Quand l’État répare ses silences : justice sociale ou stratégie politique ?

Prestations sociales : gel officiel, paiements officieux et droit à la vérité.

    Une annonce qui soulage, mais interroge.



    Le 10 décembre 2025, le Chef de l’État a annoncé le déblocage de 6 milliards FCFA pour relancer les prestations sociales suspendues depuis 2017 : allocations de maternité, de vieillesse, de survivants et remboursements de cotisations. Cette décision touche des milliers de familles longtemps privées de leurs droits. Elle est saluée comme une victoire pour la dignité sociale, mais elle soulève une question essentielle : s’agit-il d’une véritable réforme ou d’une manœuvre politique ?


Officiellement, les prestations étaient gelées. Mais dans la réalité, certains bénéficiaires ont continué à percevoir des paiements, souvent de manière irrégulière ou sélective.

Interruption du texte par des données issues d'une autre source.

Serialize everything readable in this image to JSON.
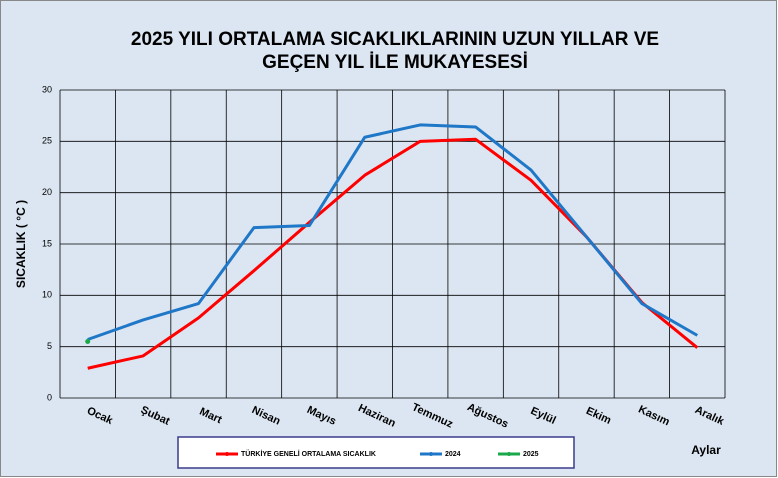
{
  "chart_data": {
    "type": "line",
    "title": [
      "2025 YILI ORTALAMA SICAKLIKLARININ UZUN YILLAR VE",
      "GEÇEN  YIL İLE MUKAYESESİ"
    ],
    "y_label": "SICAKLIK ( °C )",
    "x_label": "Aylar",
    "categories": [
      "Ocak",
      "Şubat",
      "Mart",
      "Nisan",
      "Mayıs",
      "Haziran",
      "Temmuz",
      "Ağustos",
      "Eylül",
      "Ekim",
      "Kasım",
      "Aralık"
    ],
    "series": [
      {
        "name": "TÜRKİYE GENELİ ORTALAMA  SICAKLIK",
        "color": "#ff0000",
        "values": [
          2.9,
          4.1,
          7.8,
          12.4,
          17.1,
          21.7,
          25.0,
          25.2,
          21.2,
          15.7,
          9.3,
          4.9
        ]
      },
      {
        "name": "2024",
        "color": "#1f77c8",
        "values": [
          5.7,
          7.6,
          9.2,
          16.6,
          16.8,
          25.4,
          26.6,
          26.4,
          22.2,
          15.7,
          9.2,
          6.1
        ]
      },
      {
        "name": "2025",
        "color": "#1aa84a",
        "values": [
          5.5,
          null,
          null,
          null,
          null,
          null,
          null,
          null,
          null,
          null,
          null,
          null
        ]
      }
    ],
    "ylim": [
      0,
      30
    ],
    "yticks": [
      0,
      5,
      10,
      15,
      20,
      25,
      30
    ],
    "grid": true
  }
}
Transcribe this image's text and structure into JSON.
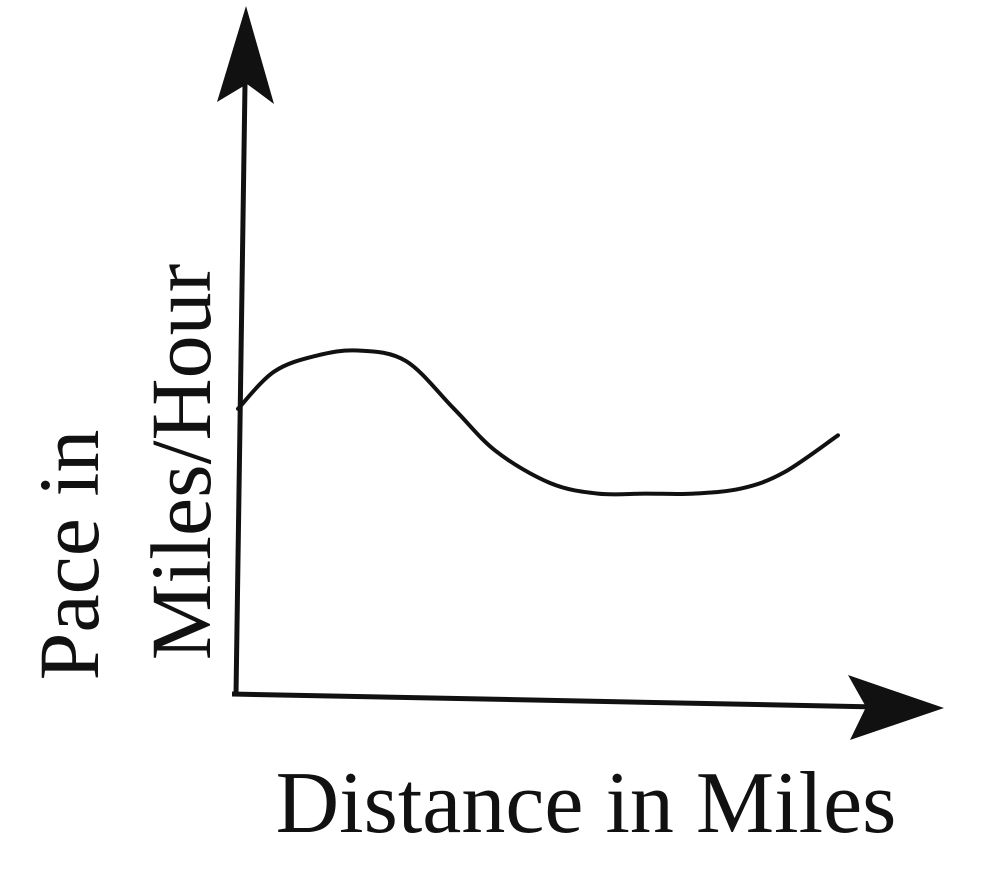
{
  "chart_data": {
    "type": "line",
    "xlabel": "Distance in Miles",
    "ylabel_line1": "Pace in",
    "ylabel_line2": "Miles/Hour",
    "grid": false,
    "axis_ticks": false,
    "xlim": [
      0,
      10
    ],
    "ylim": [
      0,
      10
    ],
    "series": [
      {
        "x": [
          0,
          0.6,
          1.3,
          2.0,
          2.8,
          3.6,
          4.3,
          5.2,
          6.0,
          6.8,
          7.6,
          8.4,
          9.1,
          10.0
        ],
        "y": [
          5.4,
          6.1,
          6.4,
          6.5,
          6.3,
          5.4,
          4.6,
          4.0,
          3.8,
          3.8,
          3.8,
          3.9,
          4.2,
          4.9
        ]
      }
    ]
  }
}
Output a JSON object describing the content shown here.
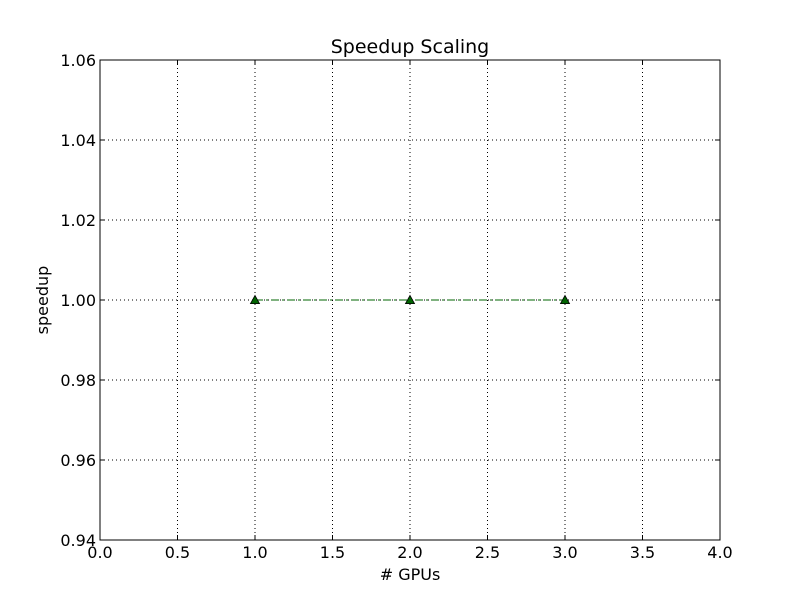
{
  "chart_data": {
    "type": "line",
    "title": "Speedup Scaling",
    "xlabel": "# GPUs",
    "ylabel": "speedup",
    "xlim": [
      0.0,
      4.0
    ],
    "ylim": [
      0.94,
      1.06
    ],
    "xticks": [
      "0.0",
      "0.5",
      "1.0",
      "1.5",
      "2.0",
      "2.5",
      "3.0",
      "3.5",
      "4.0"
    ],
    "yticks": [
      "0.94",
      "0.96",
      "0.98",
      "1.00",
      "1.02",
      "1.04",
      "1.06"
    ],
    "grid": true,
    "series": [
      {
        "x": [
          1,
          2,
          3
        ],
        "y": [
          1.0,
          1.0,
          1.0
        ],
        "color": "#006400",
        "line_style": "dash-dot",
        "marker": "triangle"
      }
    ]
  }
}
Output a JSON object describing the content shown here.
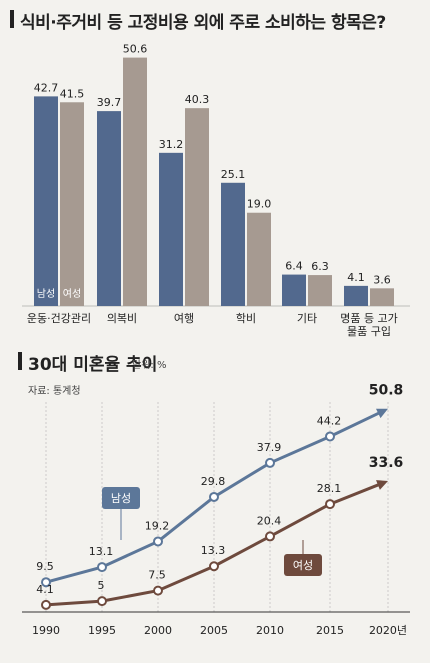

Ce paradoxe révèle une double vérité :  

- Gel officiel : un discours institutionnel qui suspend les droits pour tous.  

- Paiements officieux : des versements discrets, réservés à certains, créant une injustice structurelle.  

Cette ambiguïté nourrit la défiance : pourquoi certains ont-ils été servis, et d’autres laissés dans l’attente ? Qui décide, et sur quels critères ? Le peuple réclame non seulement des prestations, mais aussi la vérité sur leur gestion.

Étude de faisabilité 

allocations sociales et effectivité de la politique.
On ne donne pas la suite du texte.